Monday, March 20, 2006

I've been MIA and so has my weight loss

Sorry I haven't been around much. I had another cold last week, I know I'm a whiner. So I didn't have any fun exercise tales to tell. I did pretty good eating, so that's good. The food journaling is not going so well right now, but I'll get back into it. At some point.

This morning I tried to do Carmen Electra's Striptease "workout" video. I'm not sure that anyone actually got a workout, because I know for sure that I didn't. And then I got uncomfortable with all the touching "As you do the sexy walk forward, touch your body!" and then at 23 minutes in and all I had really done was stand there, roll my head a few times, and listen to Carmen talk, I decided it was a waste of time. I wouldn't recommend it. My next attempt will be the Firm videos, when they come from Netflix. Hopefully I'll have better tales to tell about them!!!

It's not that I lied a week and a half ago when I said I was going to weigh myself, it's that I'm weak, so very weak!! So when my sister and weight loss buddy told me "It's water weight!" I decided that I better weigh myself this week to make sure.

They were wrong. And I should have refrained from temptation, because it did not a pretty weekend make. I weighed exactly the same, and while I can console myself by the fact that at least it's not another 1/2 pound up, I still want it to be going down. So I'm trying very very hard to convince myself to get back going. I did ok eating today (except for the hot chocolate and donut, ahemermahem) and plan to exercise tomorrow? If I feel like it?

One bright spot is that Yoga for Weight Loss starts Wednesday. I'm excited. AND, ladies, even though I'm not commenting, I'm reading, and you guys continue to be an inspiration. I hope one day to be as cool as you. And lose weight like you are. :)

3 comments:

Mom2the6Rs said...

Paige, You sound down...You sound like you are wishing you were someone else. You are so worth taking care of! You are so important! Please see yourself that way. I don't even know you and I have never met you, but I know that you are special and that you deserve the very best care. Take care of you, girl. Take care of you! No matter what it takes, you have to take care of you.

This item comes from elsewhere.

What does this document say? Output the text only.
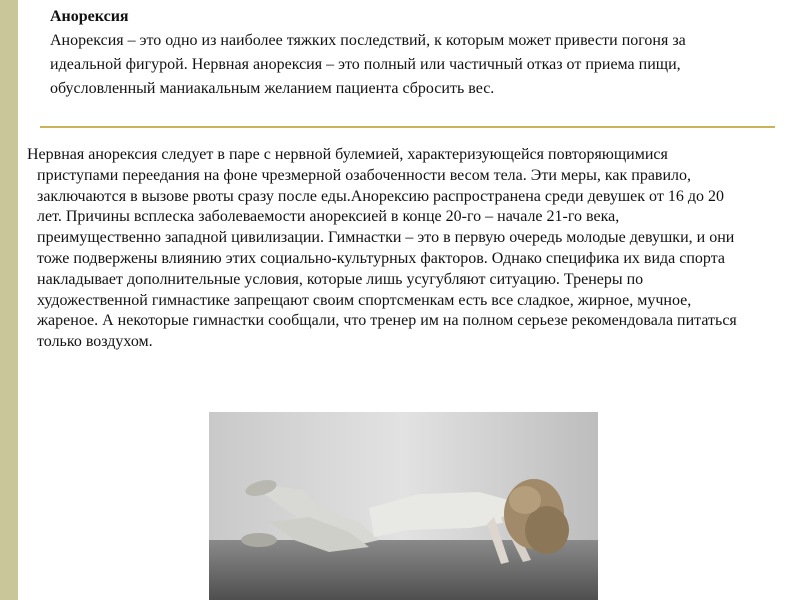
Анорексия

Анорексия – это одно из наиболее тяжких последствий, к которым может привести погоня за идеальной фигурой. Нервная анорексия – это полный или частичный отказ от приема пищи, обусловленный маниакальным желанием пациента сбросить вес.

Нервная анорексия следует в паре с нервной булемией, характеризующейся повторяющимися приступами переедания на фоне чрезмерной озабоченности весом тела. Эти меры, как правило, заключаются в вызове рвоты сразу после еды.Анорексию распространена среди девушек от 16 до 20 лет. Причины всплеска заболеваемости анорексией в конце 20-го – начале 21-го века, преимущественно западной цивилизации. Гимнастки – это в первую очередь молодые девушки, и они тоже подвержены влиянию этих социально-культурных факторов. Однако специфика их вида спорта накладывает дополнительные условия, которые лишь усугубляют ситуацию. Тренеры по художественной гимнастике запрещают своим спортсменкам есть все сладкое, жирное, мучное, жареное. А некоторые гимнастки сообщали, что тренер им на полном серьезе рекомендовала питаться только воздухом.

I hope tomorrow is a better day.

Jules

Pink Slippers said...

Paige, I am in full understanding of your struggles. Getting the right foods in all the time is not always an easy task. The next meal is another opportunity to make a great decision. I know you can do it too and it will feel great when you do! Hang in there, we are rooting for you!
Tina

Kristina said...

Paige,
I'm sorry that you are struggling so. I agree with Jules, you sound so down. And you need to realize that you are worth taking care of. That you deserve to be healthier and happier.
Now, as for the strip tease workout... I didn't even realize that they made such a thing. I kind of chuckled when I read that. Only because I can't imagine THIS big, modest girl ever doing one. I know you don't know me, but those that do, would die if they ever saw me attempt one. : )
Let's see how the Yoga class goes, that sounds like it may be fun. I'm glad that you're looking forward to it. You need to find something that you enjoy to do while trying to lose weight. For me, it is my 30 minute workout at Curves. It's short, sweet, and to the point. I get to interact with other women, there's music, there's routine. It's worked very well for me. Everyone is different.
Anyhow, I hope your week goes better. We are here to support you girl! Keep your chin up.